Starting here? This lesson is part of a full-length tutorial in using SQL for Data Analysis. Check out the beginning.

INNER JOIN

In the previous lesson, you learned the basics of SQL joins using a data about college football players. All of the players in the players table match to one school in the teams table. But what if the data isn’t so clean? What if there are multiple schools in the teams table with the same name? Or if a player goes to a school that isn’t in the teams table?

If there are multiple schools in the teams table with the same name, each one of those rows will get joined to matching rows in the players table. Returning to the previous example with Michael Campanaro, if there were three rows in the teams table where school_name = 'Wake Forest', the join query above would return three rows with Michael Campanaro.

It’s often the case that one or both tables being joined contain rows that don’t have matches in the other table. The way this is handled depends on whether you’re making an inner join or an outer join.

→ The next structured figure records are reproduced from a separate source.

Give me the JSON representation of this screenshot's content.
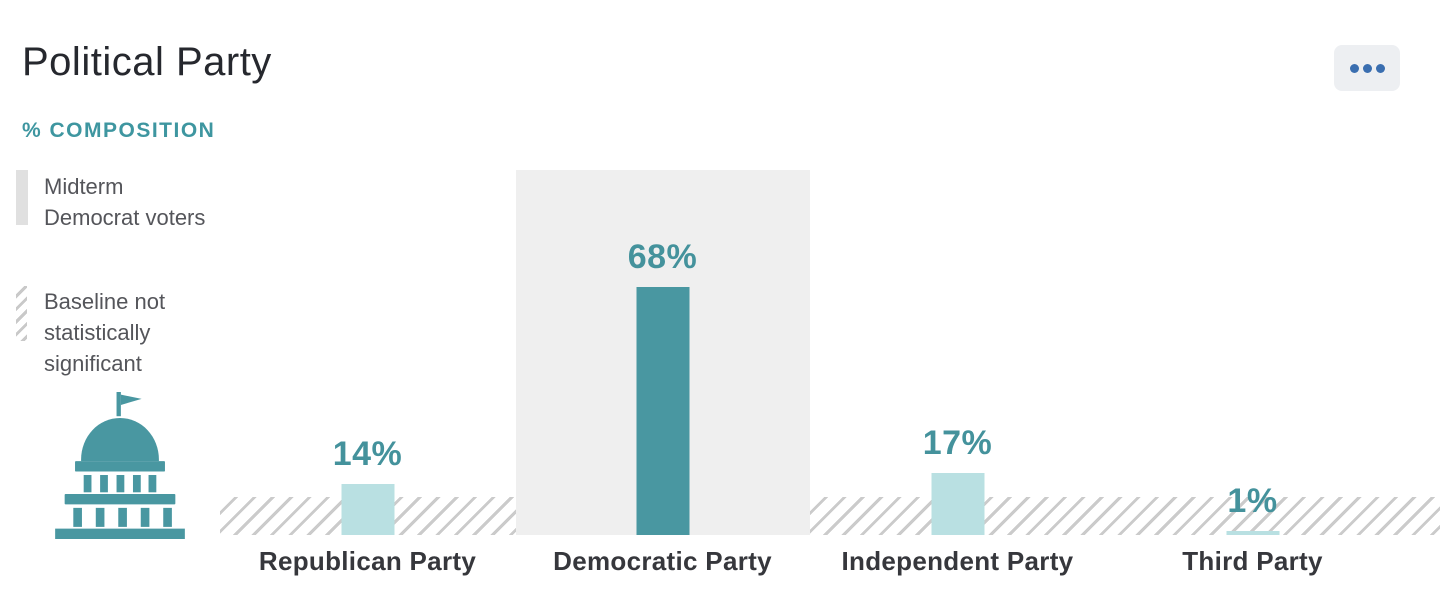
{
  "header": {
    "title": "Political Party",
    "subtitle": "% COMPOSITION",
    "menu_icon": "ellipsis-icon"
  },
  "legend": {
    "items": [
      {
        "marker": "solid-gray-bar",
        "label": "Midterm Democrat voters"
      },
      {
        "marker": "diagonal-hatch",
        "label": "Baseline not statistically significant"
      }
    ]
  },
  "icons": {
    "building": "capitol-building-icon"
  },
  "colors": {
    "accent_teal": "#4997a1",
    "light_teal": "#b9e0e2",
    "label_teal": "#44929c",
    "subtitle_teal": "#3e96a0",
    "highlight_gray": "#efefef",
    "hatch_gray": "#cbcbcb",
    "text_dark": "#36373c",
    "legend_text": "#54555a",
    "menu_dot_blue": "#3a6eb0",
    "menu_bg": "#edeff2"
  },
  "chart_data": {
    "type": "bar",
    "title": "Political Party",
    "ylabel": "% COMPOSITION",
    "categories": [
      "Republican Party",
      "Democratic Party",
      "Independent Party",
      "Third Party"
    ],
    "values": [
      14,
      68,
      17,
      1
    ],
    "labels": [
      "14%",
      "68%",
      "17%",
      "1%"
    ],
    "ylim": [
      0,
      100
    ],
    "grid": false,
    "highlighted_category": "Democratic Party",
    "highlight_meaning": "Midterm Democrat voters",
    "hatch_band_meaning": "Baseline not statistically significant",
    "bar_colors": [
      "#b9e0e2",
      "#4997a1",
      "#b9e0e2",
      "#b9e0e2"
    ]
  }
}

We’ll start with inner joins, which can be written as either JOIN benn.college_football_teams teams or INNER JOIN benn.college_football_teams teams. Inner joins eliminate rows from both tables that do not satisfy the join condition set forth in the ON statement. In mathematical terms, an inner join is the intersection of the two tables.

SQL Inner Join

Therefore, if a player goes to a school that isn’t in the teams table, that player won’t be included in the result from an inner join. Similarly, if there are schools in the teams table that don’t match to any schools in the players table, those rows won’t be included in the results either.

Joining tables with identical column names

When you join two tables, it might be the case that both tables have columns with identical names. In the below example, both tables have columns called school_name:

SELECT players.*,
       teams.*
  FROM benn.college_football_players players
  JOIN benn.college_football_teams teams
    ON teams.school_name = players.school_name

The results can only support one column with a given name—when you include 2 columns of the same name, the results will simply show the exact same result set for both columns even if the two columns should contain different data. You can avoid this by naming the columns individually. It happens that these two columns will actually contain the same data because they are used for the join key, but the following query technically allows these columns to be independent:

SELECT players.school_name AS players_school_name,
       teams.school_name AS teams_school_name
  FROM benn.college_football_players players
  JOIN benn.college_football_teams teams
    ON teams.school_name = players.school_name

Sharpen your SQL skills

Write a query that displays player names, school names and conferences for schools in the "FBS (Division I-A Teams)" division.